Certainly Mexico is an imperfect democracy, but change is underway as anyone knows who has watched the country changed politically from a one party to multiparty state. There was a time when the Mexican press almost always skirted coverage of the drug plague. But that too is changing. Its newspapers and television networks still have a long way before investigative journalism takes hold. One sign of change occurred when a number of Mexican journalists who were fellows in my USC graduate program joined with other civic-minded Mexicans to persuade former president Vicente Fox and the National Assembly to pass the country’s first Freedom of Information Act. Nothing like it exists anywhere else in the rest of Latin America.

Mexico today is no longer the closed society it once was. At one point, the FOI’s website attracted one million hits, satisfying a growing desire for accountability from the government and the people’s right to know. It most assuredly is not the sign of a failed state that some Americans journalists are tempted to think of when they describe the country’s drug problem.

I have walked the streets of Mexico City, Monterrey, Guadalajara, San Miguel de Allende and other cities, day or night. I have strolled the campuses of the capital’s major universities and visited the offices of Mexico’s corporate giants. I have brushed shoulders with urban Mexicans in their markets or watched them trying to eke out a living as hard-working entrepreneuers, Parents passed me by in my neighborhood, escorting their well-dressed children to school every morning. I rode shoulder to shoulder with Mexicans on the subways of the capitol. As I reflect on these vignettes of life in Mexico City, it is clear to me that the country has the desire to weather the drug storm that jeopardizes its stability. But it certainly needs American help, compassion and respect and a lot less cheap politicking about immigration. The ignorant notion that Mexicans “are taking our jobs” contradicts the reality of what makes the American economy tick. Until unions are restored to their rightful place, cheap labor will always energize our economy with workers who do not necessarily speak Spanish.

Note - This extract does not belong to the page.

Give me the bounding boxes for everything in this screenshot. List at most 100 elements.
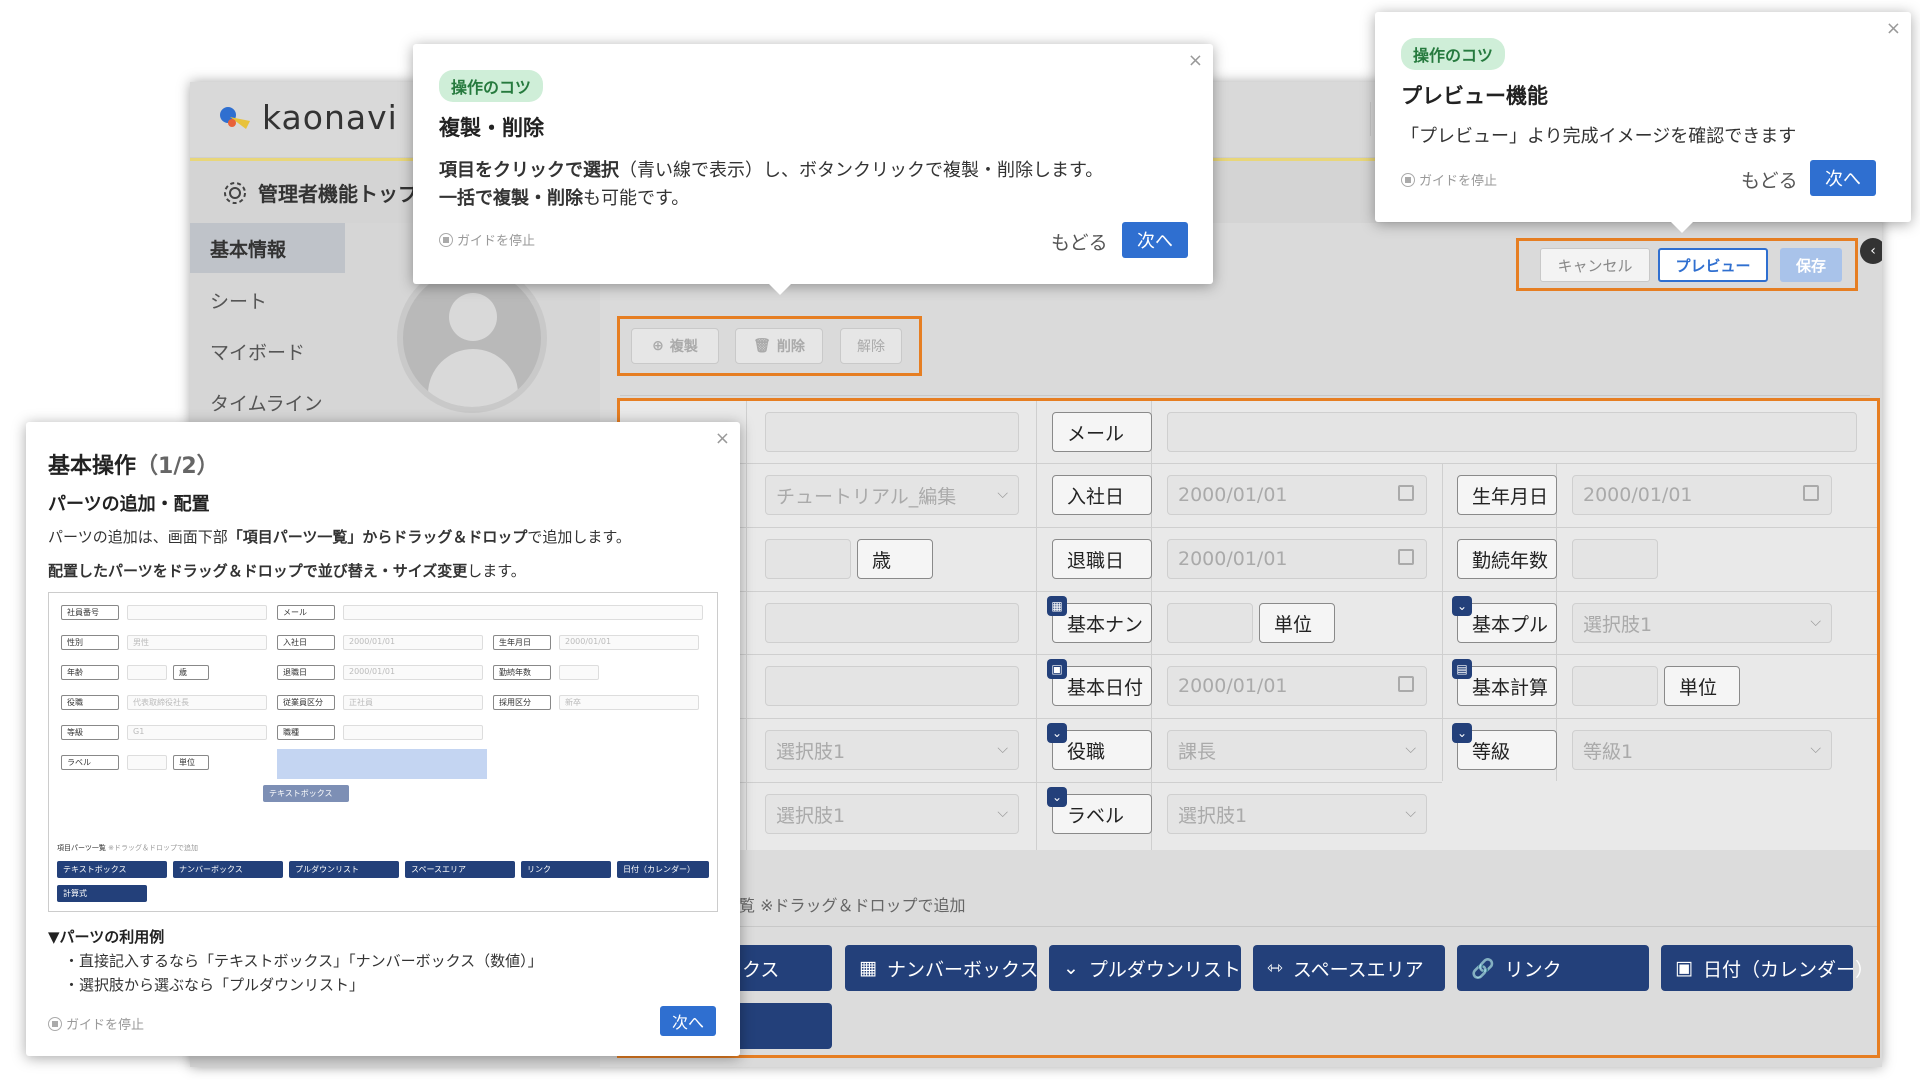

Those interested in the subject, should read an essay, entitled “The Mexican Evolution” in the New York Times (03-24-09) by the distinguished historian, Enrique Krauze. I had the privilege of having him lecture to one of my classes of working journalists at El Colegio de Mexico some years ago.

“Washington,” he says, “should support Mexico’s war against the drug lords, first and foremost by recognizing its complexity. The Obama Administration should recognize the considerable responsibility for Mexico’s problems….” As Krause points out, no one thinks of the United States as a failed state. “Nor, for that matter did anyone ever see Al Capone and the criminal gangs of Chicago as representative of the entire country. For Mexico, as well, let’s leave caricatures where they belong, in the hands of cartoonists.”